From: Yang Shi <shy828301@gmail.com>
To: Helge Deller <deller@gmx.de>
Cc: "Liam R. Howlett" <Liam.Howlett@oracle.com>,
Helge Deller <deller@kernel.org>,
linux-kernel@vger.kernel.org,
Andrew Morton <akpm@linux-foundation.org>,
linux-mm@kvack.org, linux-parisc@vger.kernel.org
Subject: Re: [PATCH] [RFC] mm: mmap: Allow mmap(MAP_STACK) to map growable stack
Date: Wed, 11 Sep 2024 18:08:23 -0700 [thread overview]
Message-ID: <CAHbLzkotBTOf0OrPSN4o=UEvRXjT=L=NSZn_=FBA6nG51ppjYg@mail.gmail.com> (raw)
In-Reply-To: <95c4efe9-e92a-46fe-bf41-9141e125332d@gmx.de>
On Wed, Sep 11, 2024 at 5:50 PM Helge Deller <deller@gmx.de> wrote:
>
> On 9/12/24 01:05, Liam R. Howlett wrote:
> > * Yang Shi <shy828301@gmail.com> [240911 18:16]:
> >> On Wed, Sep 11, 2024 at 12:49 PM Liam R. Howlett
> >> <Liam.Howlett@oracle.com> wrote:
> >>>
> >>> * Helge Deller <deller@kernel.org> [240911 15:20]:
> >>>> This is a RFC to change the behaviour of mmap(MAP_STACK) to be
> >>>> sufficient to map memory for usage as stack on all architectures.
> >>>> Currently MAP_STACK is a no-op on Linux, and instead MAP_GROWSDOWN
> >>>> has to be used.
> >>>> To clarify, here is the relevant info from the mmap() man page:
> >>>>
> >>>> MAP_GROWSDOWN
> >>>> This flag is used for stacks. It indicates to the kernel virtual
> >>>> memory system that the mapping should extend downward in memory. The
> >>>> return address is one page lower than the memory area that is
> >>>> actually created in the process's virtual address space. Touching an
> >>>> address in the "guard" page below the mapping will cause the mapping
> >>>> to grow by a page. This growth can be repeated until the mapping
> >>>> grows to within a page of the high end of the next lower mapping,
> >>>> at which point touching the "guard" page will result in a SIGSEGV
> >>>> signal.
> >>>>
> >>>> MAP_STACK (since Linux 2.6.27)
> >>>> Allocate the mapping at an address suitable for a process or thread
> >>>> stack.
> >>>>
> >>>> This flag is currently a no-op on Linux. However, by employing this
> >>>> flag, applications can ensure that they transparently obtain support
> >>>> if the flag is implemented in the future. Thus, it is used in the
> >>>> glibc threading implementation to allow for the fact that
> >>>> some architectures may (later) require special treatment for
> >>>> stack allocations. A further reason to employ this flag is
> >>>> portability: MAP_STACK exists (and has an effect) on some
> >>>> other systems (e.g., some of the BSDs).
> >>>>
> >>>> The reason to suggest this change is, that on the parisc architecture the
> >>>> stack grows upwards. As such, using solely the MAP_GROWSDOWN flag will not
> >>>> work. Note that there exists no MAP_GROWSUP flag.
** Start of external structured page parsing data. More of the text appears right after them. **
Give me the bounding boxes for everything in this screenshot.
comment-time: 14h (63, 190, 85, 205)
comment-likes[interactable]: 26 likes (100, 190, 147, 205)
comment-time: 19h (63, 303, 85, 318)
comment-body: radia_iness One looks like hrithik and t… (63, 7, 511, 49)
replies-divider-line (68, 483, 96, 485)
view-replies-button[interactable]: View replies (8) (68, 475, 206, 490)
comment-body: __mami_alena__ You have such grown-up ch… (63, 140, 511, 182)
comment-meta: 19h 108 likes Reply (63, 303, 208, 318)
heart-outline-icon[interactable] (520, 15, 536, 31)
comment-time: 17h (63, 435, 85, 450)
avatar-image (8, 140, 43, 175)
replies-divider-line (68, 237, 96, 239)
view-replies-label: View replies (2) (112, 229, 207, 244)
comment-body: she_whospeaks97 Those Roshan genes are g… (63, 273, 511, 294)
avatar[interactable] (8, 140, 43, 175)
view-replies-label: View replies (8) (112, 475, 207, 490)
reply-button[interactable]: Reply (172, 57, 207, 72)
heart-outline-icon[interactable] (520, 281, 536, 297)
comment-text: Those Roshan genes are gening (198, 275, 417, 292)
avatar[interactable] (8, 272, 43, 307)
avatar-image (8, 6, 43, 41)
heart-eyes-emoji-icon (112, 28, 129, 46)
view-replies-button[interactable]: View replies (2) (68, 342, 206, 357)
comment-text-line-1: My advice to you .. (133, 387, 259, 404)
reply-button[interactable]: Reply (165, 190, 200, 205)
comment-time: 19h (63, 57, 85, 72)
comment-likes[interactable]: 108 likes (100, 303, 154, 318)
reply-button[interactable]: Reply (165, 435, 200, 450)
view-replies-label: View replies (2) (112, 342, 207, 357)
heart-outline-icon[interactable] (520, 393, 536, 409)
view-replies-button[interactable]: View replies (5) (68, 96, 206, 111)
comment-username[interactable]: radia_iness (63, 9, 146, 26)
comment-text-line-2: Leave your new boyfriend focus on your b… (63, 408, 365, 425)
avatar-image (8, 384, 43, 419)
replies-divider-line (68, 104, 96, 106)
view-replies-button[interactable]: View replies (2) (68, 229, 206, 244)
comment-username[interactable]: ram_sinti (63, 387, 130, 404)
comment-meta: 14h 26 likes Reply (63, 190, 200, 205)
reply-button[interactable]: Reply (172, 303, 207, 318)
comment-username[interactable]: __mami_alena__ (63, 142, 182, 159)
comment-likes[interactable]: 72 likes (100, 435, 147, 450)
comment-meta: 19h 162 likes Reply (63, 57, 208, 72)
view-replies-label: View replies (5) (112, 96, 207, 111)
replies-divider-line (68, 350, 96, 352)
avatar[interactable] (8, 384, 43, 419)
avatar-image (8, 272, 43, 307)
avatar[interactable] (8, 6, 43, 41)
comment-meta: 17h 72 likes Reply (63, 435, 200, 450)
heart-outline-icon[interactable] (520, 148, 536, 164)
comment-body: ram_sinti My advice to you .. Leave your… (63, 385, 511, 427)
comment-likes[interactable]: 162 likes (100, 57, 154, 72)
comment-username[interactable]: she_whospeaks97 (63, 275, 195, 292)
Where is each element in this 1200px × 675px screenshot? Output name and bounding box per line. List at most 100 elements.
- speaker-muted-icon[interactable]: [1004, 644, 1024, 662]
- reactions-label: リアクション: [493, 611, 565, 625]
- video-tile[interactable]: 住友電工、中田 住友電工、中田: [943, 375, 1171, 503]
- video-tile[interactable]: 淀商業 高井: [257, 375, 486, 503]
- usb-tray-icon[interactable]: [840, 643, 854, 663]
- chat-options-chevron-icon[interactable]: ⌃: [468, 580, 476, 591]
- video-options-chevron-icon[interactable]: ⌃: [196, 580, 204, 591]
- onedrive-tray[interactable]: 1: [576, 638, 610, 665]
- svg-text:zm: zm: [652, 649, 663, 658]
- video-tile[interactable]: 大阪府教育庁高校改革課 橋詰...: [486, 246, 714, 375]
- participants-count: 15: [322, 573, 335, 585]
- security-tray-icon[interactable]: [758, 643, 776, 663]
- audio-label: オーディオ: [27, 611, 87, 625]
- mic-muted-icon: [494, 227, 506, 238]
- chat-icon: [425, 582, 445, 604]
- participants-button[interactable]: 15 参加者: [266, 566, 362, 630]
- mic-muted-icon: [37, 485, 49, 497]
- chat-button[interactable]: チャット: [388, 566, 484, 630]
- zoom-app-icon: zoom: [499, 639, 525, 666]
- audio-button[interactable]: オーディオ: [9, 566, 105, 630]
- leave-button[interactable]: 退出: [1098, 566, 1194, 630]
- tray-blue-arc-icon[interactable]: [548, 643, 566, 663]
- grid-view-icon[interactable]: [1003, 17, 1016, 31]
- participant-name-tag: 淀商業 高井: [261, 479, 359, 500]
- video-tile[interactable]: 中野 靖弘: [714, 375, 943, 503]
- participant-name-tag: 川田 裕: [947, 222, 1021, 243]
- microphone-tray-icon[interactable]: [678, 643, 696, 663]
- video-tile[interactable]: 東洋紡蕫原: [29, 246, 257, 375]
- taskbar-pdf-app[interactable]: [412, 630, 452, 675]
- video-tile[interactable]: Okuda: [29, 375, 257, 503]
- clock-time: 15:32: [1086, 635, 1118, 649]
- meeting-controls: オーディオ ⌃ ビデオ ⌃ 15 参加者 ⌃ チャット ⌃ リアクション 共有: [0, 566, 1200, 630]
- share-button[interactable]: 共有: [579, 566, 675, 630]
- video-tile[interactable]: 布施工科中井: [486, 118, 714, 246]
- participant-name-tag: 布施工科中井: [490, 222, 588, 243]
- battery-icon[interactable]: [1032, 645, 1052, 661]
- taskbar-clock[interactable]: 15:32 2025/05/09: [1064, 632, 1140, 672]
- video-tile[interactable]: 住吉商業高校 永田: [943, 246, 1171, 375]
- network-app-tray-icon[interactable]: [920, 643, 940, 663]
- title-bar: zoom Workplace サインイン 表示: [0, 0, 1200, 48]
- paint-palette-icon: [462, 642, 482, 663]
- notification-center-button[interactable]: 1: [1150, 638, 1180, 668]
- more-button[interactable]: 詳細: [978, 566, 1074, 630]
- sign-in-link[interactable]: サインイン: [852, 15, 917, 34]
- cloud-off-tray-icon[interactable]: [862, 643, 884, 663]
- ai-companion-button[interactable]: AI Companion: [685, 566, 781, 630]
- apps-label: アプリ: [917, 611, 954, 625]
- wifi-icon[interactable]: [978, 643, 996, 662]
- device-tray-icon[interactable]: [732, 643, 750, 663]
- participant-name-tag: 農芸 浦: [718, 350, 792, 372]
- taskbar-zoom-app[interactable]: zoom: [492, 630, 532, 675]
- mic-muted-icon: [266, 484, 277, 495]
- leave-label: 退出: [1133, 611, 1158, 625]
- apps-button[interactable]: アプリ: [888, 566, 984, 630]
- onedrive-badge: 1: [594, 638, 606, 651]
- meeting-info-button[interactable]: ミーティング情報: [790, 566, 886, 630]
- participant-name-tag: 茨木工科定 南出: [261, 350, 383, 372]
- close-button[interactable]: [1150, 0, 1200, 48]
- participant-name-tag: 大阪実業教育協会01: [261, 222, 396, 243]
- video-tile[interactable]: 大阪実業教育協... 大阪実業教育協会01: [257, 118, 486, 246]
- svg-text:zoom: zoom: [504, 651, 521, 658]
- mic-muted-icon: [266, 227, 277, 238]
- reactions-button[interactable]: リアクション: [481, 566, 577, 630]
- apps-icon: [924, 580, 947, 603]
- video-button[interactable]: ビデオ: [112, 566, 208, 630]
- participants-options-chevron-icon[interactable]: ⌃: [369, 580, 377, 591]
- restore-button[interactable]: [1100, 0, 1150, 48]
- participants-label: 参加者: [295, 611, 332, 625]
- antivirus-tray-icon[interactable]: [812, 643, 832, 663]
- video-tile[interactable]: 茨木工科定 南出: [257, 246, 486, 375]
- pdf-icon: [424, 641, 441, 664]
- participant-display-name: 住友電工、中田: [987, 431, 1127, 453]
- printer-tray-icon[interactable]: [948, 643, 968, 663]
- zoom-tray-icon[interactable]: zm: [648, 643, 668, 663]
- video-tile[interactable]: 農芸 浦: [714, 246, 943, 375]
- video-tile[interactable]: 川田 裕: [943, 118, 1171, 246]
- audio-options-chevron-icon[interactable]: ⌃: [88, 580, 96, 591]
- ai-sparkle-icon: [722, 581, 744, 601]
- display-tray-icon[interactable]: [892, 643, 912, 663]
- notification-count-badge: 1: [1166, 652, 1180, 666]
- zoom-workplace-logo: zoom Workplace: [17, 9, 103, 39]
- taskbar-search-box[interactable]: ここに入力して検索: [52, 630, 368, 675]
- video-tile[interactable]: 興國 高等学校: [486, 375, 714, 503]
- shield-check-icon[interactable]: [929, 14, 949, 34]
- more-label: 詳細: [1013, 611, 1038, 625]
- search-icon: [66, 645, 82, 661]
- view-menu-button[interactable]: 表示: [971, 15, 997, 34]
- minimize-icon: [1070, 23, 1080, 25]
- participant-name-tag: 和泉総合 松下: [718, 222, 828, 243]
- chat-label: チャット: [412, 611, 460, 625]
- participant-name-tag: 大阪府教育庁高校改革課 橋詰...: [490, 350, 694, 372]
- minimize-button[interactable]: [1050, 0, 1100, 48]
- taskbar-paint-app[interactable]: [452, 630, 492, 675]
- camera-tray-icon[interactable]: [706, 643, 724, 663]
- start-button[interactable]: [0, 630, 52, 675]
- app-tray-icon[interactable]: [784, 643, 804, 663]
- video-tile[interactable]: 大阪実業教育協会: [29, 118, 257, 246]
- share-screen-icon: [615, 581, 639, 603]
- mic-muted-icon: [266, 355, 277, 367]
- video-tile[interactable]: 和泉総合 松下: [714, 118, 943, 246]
> >>>> By changing the behaviour of MAP_STACK to mark the memory area with the
> >>>> VM_STACK bit (which is VM_GROWSUP or VM_GROWSDOWN depending on the
> >>>> architecture) the MAP_STACK flag does exactly what people would expect on
> >>>> all platforms.
> >>>>
> >>>> This change should have no negative side-effect, as all code which
> >>>> used mmap(MAP_GROWSDOWN | MAP_STACK) still work as before.
> >>>>
> >>>> Signed-off-by: Helge Deller <deller@gmx.de>
> >>>>
> >>>> diff --git a/include/linux/mman.h b/include/linux/mman.h
> >>>> index bcb201ab7a41..66bc72a0cb19 100644
> >>>> --- a/include/linux/mman.h
> >>>> +++ b/include/linux/mman.h
> >>>> @@ -156,6 +156,7 @@ calc_vm_flag_bits(unsigned long flags)
> >>>> return _calc_vm_trans(flags, MAP_GROWSDOWN, VM_GROWSDOWN ) |
> >>>> _calc_vm_trans(flags, MAP_LOCKED, VM_LOCKED ) |
> >>>> _calc_vm_trans(flags, MAP_SYNC, VM_SYNC ) |
> >>>> + _calc_vm_trans(flags, MAP_STACK, VM_STACK ) |
> >>>
> >>> Right now MAP_STACK can be used to set VM_NOHUGEPAGE, but this will
> >>> change the user interface to create a vma that will grow. I'm not
> >>> entirely sure this is okay?
> >>
> >> AFAICT, I don't see this is a problem. Currently huge page also skips
> >> the VMAs with VM_GROWS* flags set. See vma_is_temporary_stack().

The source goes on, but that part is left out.